Remis sur le devant de la scène internationale avec les œuvres de Yorgos Lanthimos et Athina Rachel Tsangari, le cinéma grec contemporain nous propose encore une autre de ses facettes avec Météora, second film de Spiros Stathoulopoulos qui s’impose d’emblée pour son art de la simplicité.
Le récit de Météora est en soit épuré au possible : un moine et une nonne font face à l’attirance qu’ils ont l’un pour l’autre, dans un décor naturel à la fois dépouillé et abstrait, que le film se fait un plaisir de nous faire découvrir sur le mode de la magie presque enfantine. Avec ses deux monastères qui se font face chacun sur leur flanc de falaise, le film possède d’emblée un concept pictural très fort, qu’il exploite d’ailleurs sans se priver : échanges entre les deux personnages à leurs fenêtres en jouant de la lumière du soleil, descente des ravins le long d’un énorme escalier pour l’un, à l’intérieur d’un filet suspendu à une corde pour l’autre… Géographiquement, tout est évident, et justement l’un des atouts du film, c’est clairement de ne pas chercher à en faire plus par rapport à ça, de s’en tenir à ces contours très simplement dessinés. Météora se nourrit ainsi d’un cadre à la fois vaste et ténu, mais sans le surexploiter ni le sous-exploiter.
Stathoulopoulos se focalise d’ailleurs sur un quotidien fait de répétition et de rites vaguement surréels, que ce soit pour se rendre auprès d’un vieil ermite que lorsqu’il s’agit de converser auprès de villageois… un quotidien bien peu naturaliste, même quand il est rythmé par les diverses cérémonies, où règnent une réelle quiétude sans qu’on puisse se décider à la qualifier d’envoûtante ou d’oppressante. Semblant se plaire dans l’entre-deux des ressentis, jamais le cinéaste ne cherche d’un côté à associer la force du désir à une nature magnifiée, ni à « dénoncer » les institutions qui hébergent les deux héros, celles-ci semblant même totalement sans aucune prise sur l’ « épreuve » des personnages, les laissant affronter une forme de solitude où le conformisme et peut-être même la foi joue peu… Ce qui ne veut pas dire que Météora soit d’une grande sécheresse, ou fasse non plus dans le lyrisme spiritualisant, tout en intériorité: là encore le réalisateur se démarque des attendus en livrant un rendu à la fois à la fois vif et naïf.
La vivacité à l’œuvre, c’est sans doute cette capacité filmer une scène d’amour en devenir en justifiant pleinement le plan long et fixe, et de saisir tous les moments de basculements sans rigidité, aussi bien par une direction d’acteur subtile qu’une capacité à laisser la durée s’exprimer, non pas en profondeur, mais en justesse… Ici il n’y a plus besoin de découper le plan, ni même de se détourner par l’ellipse : tout tient presque de la fatalité.
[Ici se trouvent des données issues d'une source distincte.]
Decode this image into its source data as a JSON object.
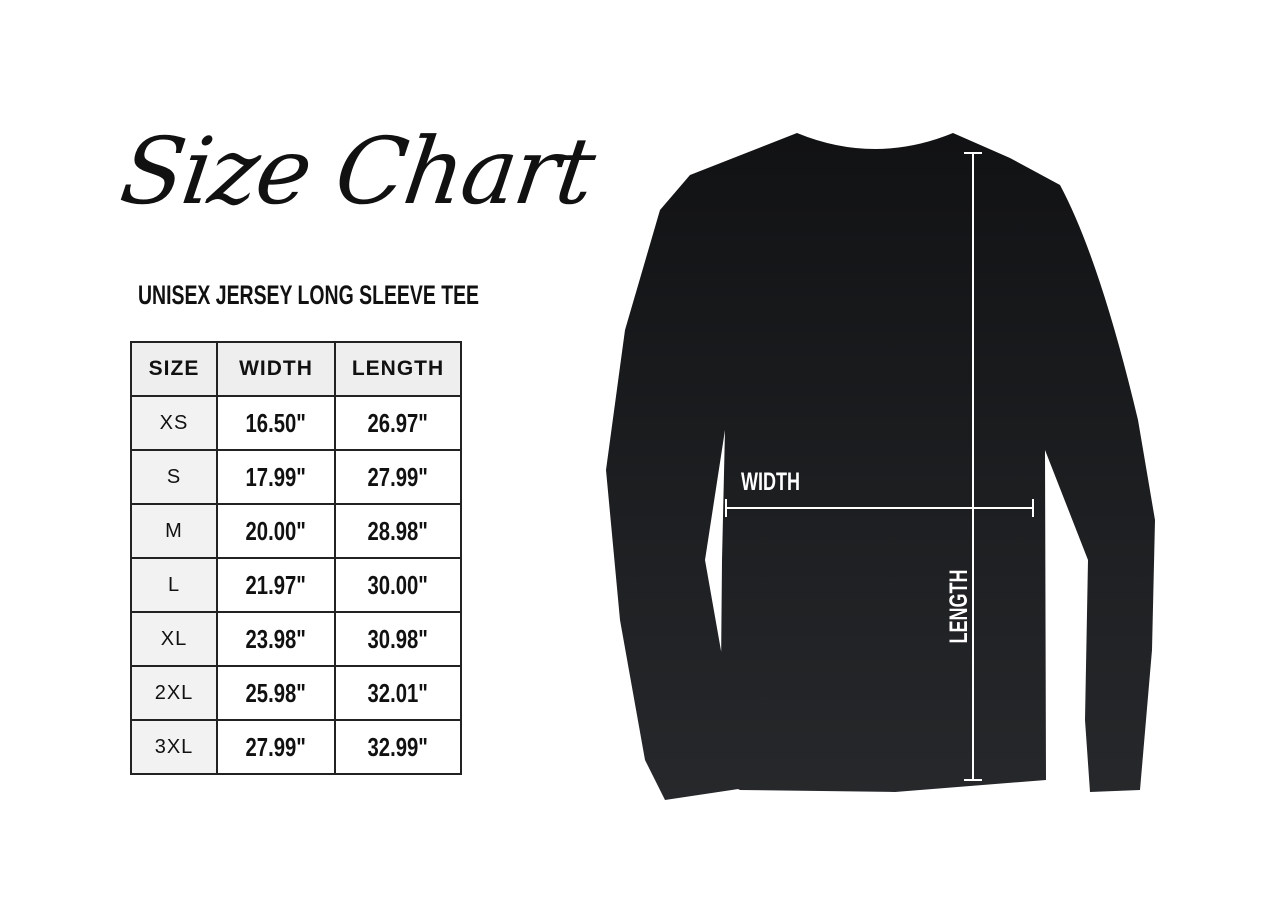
{
  "title": "Size Chart",
  "subtitle": "UNISEX JERSEY LONG SLEEVE TEE",
  "table": {
    "headers": [
      "SIZE",
      "WIDTH",
      "LENGTH"
    ],
    "rows": [
      [
        "XS",
        "16.50\"",
        "26.97\""
      ],
      [
        "S",
        "17.99\"",
        "27.99\""
      ],
      [
        "M",
        "20.00\"",
        "28.98\""
      ],
      [
        "L",
        "21.97\"",
        "30.00\""
      ],
      [
        "XL",
        "23.98\"",
        "30.98\""
      ],
      [
        "2XL",
        "25.98\"",
        "32.01\""
      ],
      [
        "3XL",
        "27.99\"",
        "32.99\""
      ]
    ]
  },
  "diagram": {
    "width_label": "WIDTH",
    "length_label": "LENGTH",
    "shirt_color": "#1c1e20",
    "line_color": "#ffffff"
  }
}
La naïveté quand à elle passe par ces nombreuses séquences animées, grande singularité du métrage qui se permet dans ces dernières un graphisme oscillant entre l’enluminure et le roman graphique. A ce niveau, le réalisateur ne réussit peut-être qu’en partie son pari de traiter des états d’âmes des deux protagonistes par une rupture de représentation : certaines séquences sont trop longues, pas toujours à la hauteur de leurs ambition (le torrent de sang), quand d’autres semblent n’avoir aucune valeur ajoutée. Mais on y trouve aussi de vrais instants de tendresse étonnants, et peut-être s’agit-il in fine d’un travail en surface agissant sur le ton général du film, puisqu’on en finit presque par ne plus dissocier esthétiquement l’animation et le réel, ces deux strates de ressenti, au bout des 80 minutes…
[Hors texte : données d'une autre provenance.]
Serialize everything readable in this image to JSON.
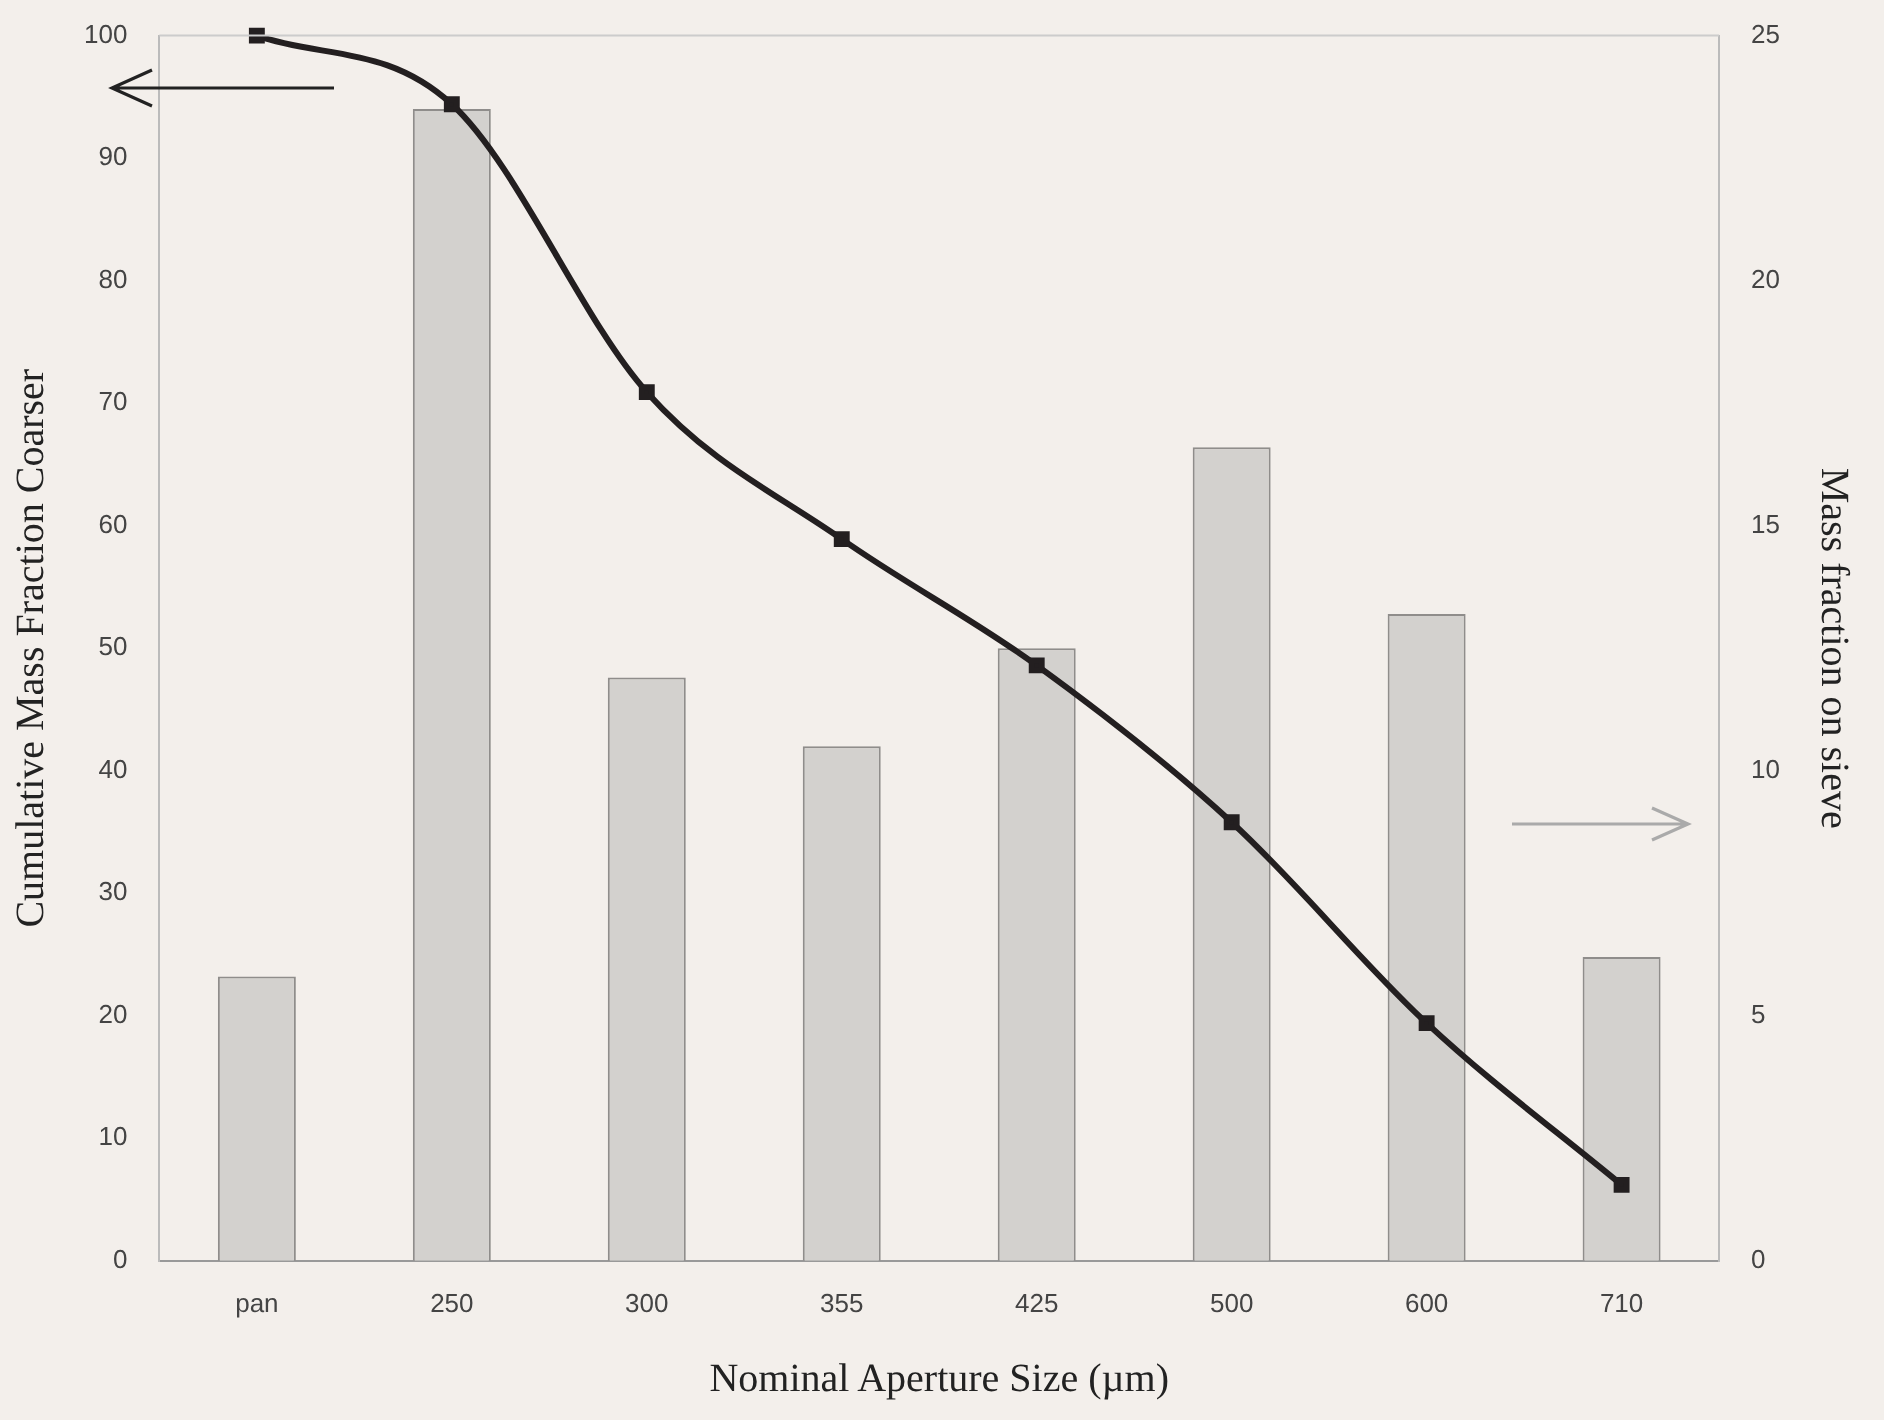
{
  "chart_data": {
    "type": "bar",
    "xlabel": "Nominal Aperture Size (µm)",
    "ylabel": "Cumulative Mass Fraction Coarser",
    "y2label": "Mass fraction on sieve",
    "categories": [
      "pan",
      "250",
      "300",
      "355",
      "425",
      "500",
      "600",
      "710"
    ],
    "series": [
      {
        "axis": "y2",
        "color": "#d3d1ce",
        "values": [
          5.8,
          23.5,
          11.9,
          10.5,
          12.5,
          16.6,
          13.2,
          6.2
        ]
      },
      {
        "type": "line",
        "axis": "y",
        "color": "#231f20",
        "marker": "square",
        "values": [
          100,
          94.4,
          70.9,
          58.9,
          48.6,
          35.8,
          19.4,
          6.2
        ]
      }
    ],
    "ylim": [
      0,
      100
    ],
    "yticks": [
      0,
      10,
      20,
      30,
      40,
      50,
      60,
      70,
      80,
      90,
      100
    ],
    "y2lim": [
      0,
      25
    ],
    "y2ticks": [
      0,
      5,
      10,
      15,
      20,
      25
    ],
    "grid": false,
    "legend": false
  }
}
La tendance de Météora est à dédramatiser souvent avec bonheur les questions qu’il aborde, et sans se parer de fausses pudeurs. C’est certes dans un équilibre précaire, qui s’appuie sur des idées formelles fragiles, mais sans vouloir à tout prix traquer l’oeuvre « majeure », on prendra du plaisir à ce que nous livre Stathoulopoulos. On y traite finalement de la descente du ciel à la terre (ou plutôt du ciel à la « pierre » tant cette dernière semble la matière privilégiée : l’amour s’expérimente au milieu des roches..) sans dualisme grossier. Les deux versants que recherche Météora sont ceux de l’assurance et de la délicatesse, c’est là que se joue véritablement cette rencontre belle et évidente, et surtout parfaite pour l’été.